En surface, c’est un strip club comme on en trouve des dizaines voire des centaines en Louisiane, le pays libre où l’on autorise des hommes à payer des femmes. L’état de la décadence, littéralement. Lucian n’a évidemment pas choisi ce bled par hasard. La criminalité est ici plus qu’ailleurs partout dans les rues, sous le nez, littéralement des forces de polices qui sont tellement corrompues qu’elles sont devenues aveugles à tous les trafiques ayant court dans leurs rues. Néanmoins, les criminels tentent d’être discret. Ainsi la devanture illuminée par des néons rose et bleus promet un spectacle inoubliable, et à l’intérieur, des jolies filles au déhanché orientaux croise les transexuels au maquillage et au look excentrique.
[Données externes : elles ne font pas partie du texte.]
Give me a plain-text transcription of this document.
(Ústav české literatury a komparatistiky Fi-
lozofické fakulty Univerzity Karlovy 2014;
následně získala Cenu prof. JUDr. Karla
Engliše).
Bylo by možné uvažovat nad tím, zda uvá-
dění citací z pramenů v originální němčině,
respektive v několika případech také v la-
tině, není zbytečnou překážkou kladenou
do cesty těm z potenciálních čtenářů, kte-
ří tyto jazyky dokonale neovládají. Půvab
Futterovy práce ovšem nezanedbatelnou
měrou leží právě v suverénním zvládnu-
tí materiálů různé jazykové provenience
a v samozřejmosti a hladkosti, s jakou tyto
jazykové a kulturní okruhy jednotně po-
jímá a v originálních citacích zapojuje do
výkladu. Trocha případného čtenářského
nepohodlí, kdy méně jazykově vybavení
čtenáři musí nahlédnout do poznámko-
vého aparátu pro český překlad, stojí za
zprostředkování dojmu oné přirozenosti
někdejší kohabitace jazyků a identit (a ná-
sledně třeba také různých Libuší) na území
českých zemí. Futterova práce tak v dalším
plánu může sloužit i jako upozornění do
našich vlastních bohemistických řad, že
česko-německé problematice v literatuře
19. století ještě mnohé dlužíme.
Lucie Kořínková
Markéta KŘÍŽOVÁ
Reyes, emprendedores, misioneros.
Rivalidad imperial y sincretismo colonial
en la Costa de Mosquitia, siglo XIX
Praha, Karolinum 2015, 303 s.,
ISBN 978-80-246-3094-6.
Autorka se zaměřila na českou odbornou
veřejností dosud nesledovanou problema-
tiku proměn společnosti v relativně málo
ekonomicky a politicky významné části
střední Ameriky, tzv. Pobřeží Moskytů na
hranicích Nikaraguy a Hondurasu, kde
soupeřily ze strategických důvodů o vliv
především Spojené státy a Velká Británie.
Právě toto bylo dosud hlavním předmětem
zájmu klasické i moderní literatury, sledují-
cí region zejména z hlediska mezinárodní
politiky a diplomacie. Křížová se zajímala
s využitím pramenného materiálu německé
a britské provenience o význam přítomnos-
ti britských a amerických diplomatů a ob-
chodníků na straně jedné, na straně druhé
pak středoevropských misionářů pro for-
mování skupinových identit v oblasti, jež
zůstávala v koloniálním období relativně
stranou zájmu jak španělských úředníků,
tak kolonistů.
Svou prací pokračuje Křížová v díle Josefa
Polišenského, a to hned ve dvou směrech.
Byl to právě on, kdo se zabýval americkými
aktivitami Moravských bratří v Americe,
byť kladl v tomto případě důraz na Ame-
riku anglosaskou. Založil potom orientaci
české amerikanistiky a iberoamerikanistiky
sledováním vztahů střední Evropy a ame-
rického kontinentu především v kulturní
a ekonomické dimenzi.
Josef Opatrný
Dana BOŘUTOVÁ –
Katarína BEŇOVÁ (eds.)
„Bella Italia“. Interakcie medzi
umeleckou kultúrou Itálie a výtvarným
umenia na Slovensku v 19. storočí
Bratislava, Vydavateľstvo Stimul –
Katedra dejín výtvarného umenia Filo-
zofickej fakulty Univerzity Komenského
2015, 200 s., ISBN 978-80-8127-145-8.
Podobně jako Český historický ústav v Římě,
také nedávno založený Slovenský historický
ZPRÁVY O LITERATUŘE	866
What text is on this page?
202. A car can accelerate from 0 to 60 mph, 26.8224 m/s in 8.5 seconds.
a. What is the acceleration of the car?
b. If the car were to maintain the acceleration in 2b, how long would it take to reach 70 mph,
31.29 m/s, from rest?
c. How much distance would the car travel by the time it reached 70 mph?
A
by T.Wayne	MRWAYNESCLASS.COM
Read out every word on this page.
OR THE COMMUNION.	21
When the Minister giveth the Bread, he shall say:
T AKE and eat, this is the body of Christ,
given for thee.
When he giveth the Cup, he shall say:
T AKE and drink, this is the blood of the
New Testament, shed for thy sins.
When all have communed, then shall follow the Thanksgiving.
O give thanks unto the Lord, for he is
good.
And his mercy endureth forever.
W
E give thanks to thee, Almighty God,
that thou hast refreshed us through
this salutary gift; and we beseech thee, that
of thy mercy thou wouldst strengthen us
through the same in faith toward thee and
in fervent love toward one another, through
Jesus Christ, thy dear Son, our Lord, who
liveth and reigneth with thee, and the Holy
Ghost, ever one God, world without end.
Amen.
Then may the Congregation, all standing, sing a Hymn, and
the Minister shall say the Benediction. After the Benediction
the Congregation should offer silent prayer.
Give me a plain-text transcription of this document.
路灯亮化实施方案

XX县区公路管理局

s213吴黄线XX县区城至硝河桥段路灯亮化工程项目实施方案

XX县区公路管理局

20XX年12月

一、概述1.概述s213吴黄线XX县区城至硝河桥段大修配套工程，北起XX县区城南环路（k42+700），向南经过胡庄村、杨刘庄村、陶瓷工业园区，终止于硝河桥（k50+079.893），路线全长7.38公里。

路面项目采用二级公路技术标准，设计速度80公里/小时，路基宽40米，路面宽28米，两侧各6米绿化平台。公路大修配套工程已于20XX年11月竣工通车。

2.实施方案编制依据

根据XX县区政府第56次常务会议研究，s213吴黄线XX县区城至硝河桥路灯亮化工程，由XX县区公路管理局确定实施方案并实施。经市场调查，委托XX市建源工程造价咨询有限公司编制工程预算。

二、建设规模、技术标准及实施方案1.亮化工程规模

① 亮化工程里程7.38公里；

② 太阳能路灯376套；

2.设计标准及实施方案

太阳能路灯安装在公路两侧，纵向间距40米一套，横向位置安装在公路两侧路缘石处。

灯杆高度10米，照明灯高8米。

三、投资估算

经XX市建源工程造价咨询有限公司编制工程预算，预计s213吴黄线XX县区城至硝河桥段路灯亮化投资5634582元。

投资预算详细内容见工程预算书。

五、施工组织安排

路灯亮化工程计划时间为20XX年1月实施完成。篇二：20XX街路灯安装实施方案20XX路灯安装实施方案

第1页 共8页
La particularité des lieux est que l’essentiel des employés sont des CESS. La clientèle humaine n’y voit que du feu, elle est simplement envoûté par le spectacle de ces vampires, garou, et autres étrangetés brillantes de milles flammes sombres, attirés qu’elles sont par le danger qui crépite à la surface. Certains ressentent, peut-être, le danger sous jaçant, là, sous leurs pieds.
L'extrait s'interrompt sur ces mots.